Женщина — богиня! Живая, близкая, из восхитительной плоти и горячей крови — наклоняется к нему, что-то тихо шепча
(он видит лишь шевеление губ, с которых не слетает ни звука)
и каждое слово, как и множество раз прежде, наполняет его существо умиротворением и тихим восторгом
(но почему же где-то внутри по-прежнему нарастает ощущение неправильности происходящего, неколебимая уверенность в том, что это какой-то фарс?)
а взгляд — он помнит их цвет, видит даже сквозь предсмертную муть — золотых с прозеленью глаз сияет мягким теплом и бесконечной нежностью. Она спрашивает что-то, о чем-то просит — он уже не способен разобрать ни слова, но это важно - и ради своей богини и этой улыбки на её прекрасном лице он готов согласиться на что угодно, однако сил не хватает даже на слабый кивок, и все вокруг заливает тьма...
...Тревожный багровый сумрак заполняет все вокруг
(снова красное... всё снова красное!)
Он лежит, распростёршись на каменной поверхности, подобной столу, нагой и слабый, ощущая, как от холода немеет тело.

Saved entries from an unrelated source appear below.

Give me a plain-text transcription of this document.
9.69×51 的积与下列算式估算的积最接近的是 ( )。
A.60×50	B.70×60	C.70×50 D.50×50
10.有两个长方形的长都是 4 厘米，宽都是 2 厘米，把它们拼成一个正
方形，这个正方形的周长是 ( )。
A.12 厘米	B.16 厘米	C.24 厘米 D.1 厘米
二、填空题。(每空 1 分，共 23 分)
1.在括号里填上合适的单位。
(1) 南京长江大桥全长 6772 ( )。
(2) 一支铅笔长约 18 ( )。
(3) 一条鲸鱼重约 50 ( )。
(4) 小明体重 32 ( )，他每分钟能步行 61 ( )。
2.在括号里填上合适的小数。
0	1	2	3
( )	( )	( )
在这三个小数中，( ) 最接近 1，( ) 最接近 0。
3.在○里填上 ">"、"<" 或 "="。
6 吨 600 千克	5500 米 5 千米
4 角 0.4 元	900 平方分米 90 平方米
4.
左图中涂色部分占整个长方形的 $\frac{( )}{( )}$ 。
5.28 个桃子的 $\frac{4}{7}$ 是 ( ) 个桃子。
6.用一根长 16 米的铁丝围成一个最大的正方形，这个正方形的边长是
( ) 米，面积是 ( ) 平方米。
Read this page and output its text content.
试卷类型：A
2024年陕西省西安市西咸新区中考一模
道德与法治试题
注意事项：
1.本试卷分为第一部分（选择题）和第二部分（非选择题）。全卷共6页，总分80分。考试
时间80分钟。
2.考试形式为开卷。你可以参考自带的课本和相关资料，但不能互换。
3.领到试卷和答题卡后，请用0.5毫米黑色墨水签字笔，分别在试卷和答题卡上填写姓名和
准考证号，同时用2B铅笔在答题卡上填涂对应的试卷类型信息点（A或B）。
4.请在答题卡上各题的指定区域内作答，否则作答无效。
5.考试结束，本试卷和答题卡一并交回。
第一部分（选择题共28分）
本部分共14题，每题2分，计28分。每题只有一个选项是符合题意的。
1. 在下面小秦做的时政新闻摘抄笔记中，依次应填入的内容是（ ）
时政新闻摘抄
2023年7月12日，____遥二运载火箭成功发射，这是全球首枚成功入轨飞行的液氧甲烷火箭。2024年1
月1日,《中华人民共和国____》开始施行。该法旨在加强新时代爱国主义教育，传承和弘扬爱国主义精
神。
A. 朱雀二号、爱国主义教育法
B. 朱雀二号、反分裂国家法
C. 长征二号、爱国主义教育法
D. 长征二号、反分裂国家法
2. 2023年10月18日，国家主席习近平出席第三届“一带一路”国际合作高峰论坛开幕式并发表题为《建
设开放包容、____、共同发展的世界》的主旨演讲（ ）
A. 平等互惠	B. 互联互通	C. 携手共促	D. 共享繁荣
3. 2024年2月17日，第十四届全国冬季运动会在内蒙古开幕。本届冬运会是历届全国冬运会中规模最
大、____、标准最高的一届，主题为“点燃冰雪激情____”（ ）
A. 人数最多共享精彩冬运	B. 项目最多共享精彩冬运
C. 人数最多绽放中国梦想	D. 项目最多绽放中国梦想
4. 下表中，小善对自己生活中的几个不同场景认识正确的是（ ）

Внезапно сумрак светлеет, пространство вокруг заливает сияние — такое же багровое и тревожащее.
Из света выступает высокий силуэт в золотой маске, протягивая ему руку, словно предлагая помощь...
(он не видит своей руки, но чувствует жар чужих пальцев на запястье и оказывается стоящим, не сделав ни единого движения)
Влекомый этой властной рукой, он следует за силуэтом, ступая по холодным камням босыми ногами — след в след... зачем? Он не знает, но это кажется правильным.
Из багровой тьмы вокруг выступают новые и новые фигуры. Пространство заполняется множеством голосов
(в их тихом шелесте он слышит своё имя... он слышит его, узнает, однако звук его же имени ускользает от него)
но губы пришедших безмолвны, лица неподвижны, а глаза закрыты. Силуэт в золотой маске заговаривает с ними, приветствуя, как старых друзей, но те по-прежнему безгласны и недвижимы.
Он вглядывается в лица - они знакомы ему, все они. Он помнит каждого, но не может вспомнить ни одного имени — вспышки узнавания слишком мимолётны — и понимает, что все они давно мертвы.
Крик ужаса рвётся изо рта, силуэт в золотой маске оборачивается — он чувствует чужие недоумение и тревогу, медленно сменяющиеся тяжёлым жарким гневом — но грудь его так же неподвижна и бездыханна, как и у остальных, и отчаянно напрягающееся горло не издаёт ни звука.
Одна из мёртвых фигур вдруг открывает глаза и, сделав длинный текучий шаг вперёд — багряный сумрак густеет и плащом ложится на её широкие плечи — поднимает руку. Мёртвые губы, покрытые отвратительными язвами, шевелятся...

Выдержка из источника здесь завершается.